Elle s'y plaça, et il les compara; mais il répétait machinalement, sans conviction: «Oui, c'est étonnant, c'est étonnant,» car elles se ressemblaient moins côte à côte qu'avant de quitter Paris, la jeune fille ayant pris en cette toilette noire une expression nouvelle de jeunesse lumineuse, tandis que la mère n'avait plus depuis longtemps cette flambée des cheveux et du teint dont elle avait jadis ébloui et grisé le peintre en le rencontrant pour la première fois.

Puis la comtesse et lui entrèrent au salon. Il semblait radieux.
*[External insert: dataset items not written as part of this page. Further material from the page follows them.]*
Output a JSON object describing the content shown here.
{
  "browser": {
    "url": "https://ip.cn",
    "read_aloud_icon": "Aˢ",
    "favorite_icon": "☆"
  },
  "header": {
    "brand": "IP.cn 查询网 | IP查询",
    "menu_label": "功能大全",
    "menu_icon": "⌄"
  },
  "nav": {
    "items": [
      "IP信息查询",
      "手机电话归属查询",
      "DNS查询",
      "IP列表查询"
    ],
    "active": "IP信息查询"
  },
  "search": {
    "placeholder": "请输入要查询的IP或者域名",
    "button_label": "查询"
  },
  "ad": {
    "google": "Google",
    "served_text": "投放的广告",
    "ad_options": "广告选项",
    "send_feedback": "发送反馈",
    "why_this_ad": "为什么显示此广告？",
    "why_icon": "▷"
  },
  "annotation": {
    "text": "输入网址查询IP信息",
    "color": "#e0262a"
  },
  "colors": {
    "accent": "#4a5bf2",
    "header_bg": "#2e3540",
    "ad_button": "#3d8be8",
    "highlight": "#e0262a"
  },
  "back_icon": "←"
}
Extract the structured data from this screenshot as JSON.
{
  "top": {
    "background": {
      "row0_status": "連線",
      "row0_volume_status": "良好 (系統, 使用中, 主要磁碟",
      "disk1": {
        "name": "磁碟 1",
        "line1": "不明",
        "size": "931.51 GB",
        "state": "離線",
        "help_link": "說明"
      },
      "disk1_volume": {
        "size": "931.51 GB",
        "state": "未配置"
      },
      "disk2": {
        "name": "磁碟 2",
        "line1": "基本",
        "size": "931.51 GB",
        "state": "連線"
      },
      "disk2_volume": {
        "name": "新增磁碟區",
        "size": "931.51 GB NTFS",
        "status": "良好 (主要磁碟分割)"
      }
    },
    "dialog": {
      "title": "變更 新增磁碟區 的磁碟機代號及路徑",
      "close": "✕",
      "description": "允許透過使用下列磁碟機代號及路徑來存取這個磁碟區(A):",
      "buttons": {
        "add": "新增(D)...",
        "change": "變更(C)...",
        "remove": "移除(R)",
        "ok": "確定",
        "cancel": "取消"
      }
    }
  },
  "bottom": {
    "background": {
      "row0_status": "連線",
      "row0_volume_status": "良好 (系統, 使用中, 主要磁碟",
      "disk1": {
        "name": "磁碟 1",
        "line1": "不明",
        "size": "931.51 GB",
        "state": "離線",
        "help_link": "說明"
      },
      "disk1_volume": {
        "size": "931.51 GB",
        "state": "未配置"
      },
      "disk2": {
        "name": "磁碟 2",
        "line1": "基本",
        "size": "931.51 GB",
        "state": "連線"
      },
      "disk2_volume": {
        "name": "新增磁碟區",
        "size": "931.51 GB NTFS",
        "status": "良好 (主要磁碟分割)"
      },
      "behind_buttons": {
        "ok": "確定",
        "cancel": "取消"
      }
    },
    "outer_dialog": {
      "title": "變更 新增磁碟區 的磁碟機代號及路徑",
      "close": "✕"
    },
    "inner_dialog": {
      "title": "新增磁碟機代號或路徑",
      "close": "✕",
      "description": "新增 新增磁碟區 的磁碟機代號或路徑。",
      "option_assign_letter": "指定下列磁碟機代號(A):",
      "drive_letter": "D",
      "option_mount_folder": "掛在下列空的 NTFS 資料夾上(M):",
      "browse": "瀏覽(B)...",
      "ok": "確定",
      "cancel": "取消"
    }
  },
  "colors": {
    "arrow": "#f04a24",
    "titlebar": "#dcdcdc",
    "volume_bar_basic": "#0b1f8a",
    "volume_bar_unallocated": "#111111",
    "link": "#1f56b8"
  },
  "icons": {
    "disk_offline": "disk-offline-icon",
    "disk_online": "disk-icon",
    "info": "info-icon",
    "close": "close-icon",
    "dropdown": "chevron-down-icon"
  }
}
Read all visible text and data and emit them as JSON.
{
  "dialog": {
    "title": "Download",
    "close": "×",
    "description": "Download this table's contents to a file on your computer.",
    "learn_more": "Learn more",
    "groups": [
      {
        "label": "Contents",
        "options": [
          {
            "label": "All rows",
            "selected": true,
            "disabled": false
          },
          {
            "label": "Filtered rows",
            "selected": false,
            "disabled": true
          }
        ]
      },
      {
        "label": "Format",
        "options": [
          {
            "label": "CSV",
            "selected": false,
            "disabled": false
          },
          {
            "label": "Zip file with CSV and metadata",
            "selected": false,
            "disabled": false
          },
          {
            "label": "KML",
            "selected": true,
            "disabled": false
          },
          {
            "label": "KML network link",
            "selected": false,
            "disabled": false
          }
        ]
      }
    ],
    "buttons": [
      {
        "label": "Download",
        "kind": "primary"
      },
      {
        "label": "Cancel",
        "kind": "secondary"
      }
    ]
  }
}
—Ah! la bonne idée que j'ai eue de venir!—disait-il. Il se reprit:—Non, c'est votre mari qui l'a eue pour moi. Il m'a chargé de vous ramener. Et moi, savez-vous ce que je vous propose?—Non, n'est-ce pas?—Eh bien, je vous propose au contraire de rester ici. Par ces chaleurs, Paris est odieux, tandis que la campagne est délicieuse. Dieu! qu'il fait bon!
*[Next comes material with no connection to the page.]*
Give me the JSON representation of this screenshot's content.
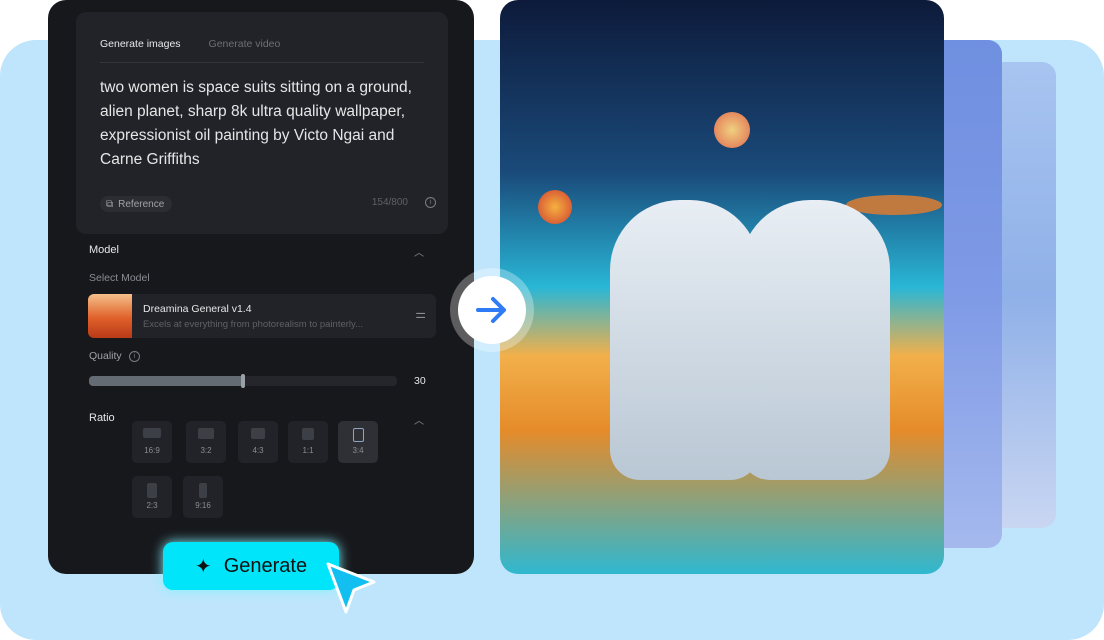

La tombée du soir imprégnait le parc de fraîcheur, faisait frissonner les arbres et s'exhaler de la terre des vapeurs imperceptibles qui jetaient sur l'horizon un léger voile transparent. Les trois vaches, debout et la tête basse, broutaient, avec avidité, et quatre paons, avec un fort bruit d'ailes, montaient se percher dans un cèdre où ils avaient coutume de dormir, sous les fenêtres du château. Des chiens aboyaient au loin par la campagne, et dans l'air tranquille de cette fin de jour passaient des appels de voix humaines, des phrases jetées à travers les champs, d'une pièce de terre à l'autre, et ces cris courts et gutturaux avec lesquels on conduit les bêtes.

Le peintre, nu-tête, les yeux brillants, respirait à pleine gorge; et comme la comtesse le regardait:

—Voilà le bonheur, dit-il.

Elle se rapprocha de lui.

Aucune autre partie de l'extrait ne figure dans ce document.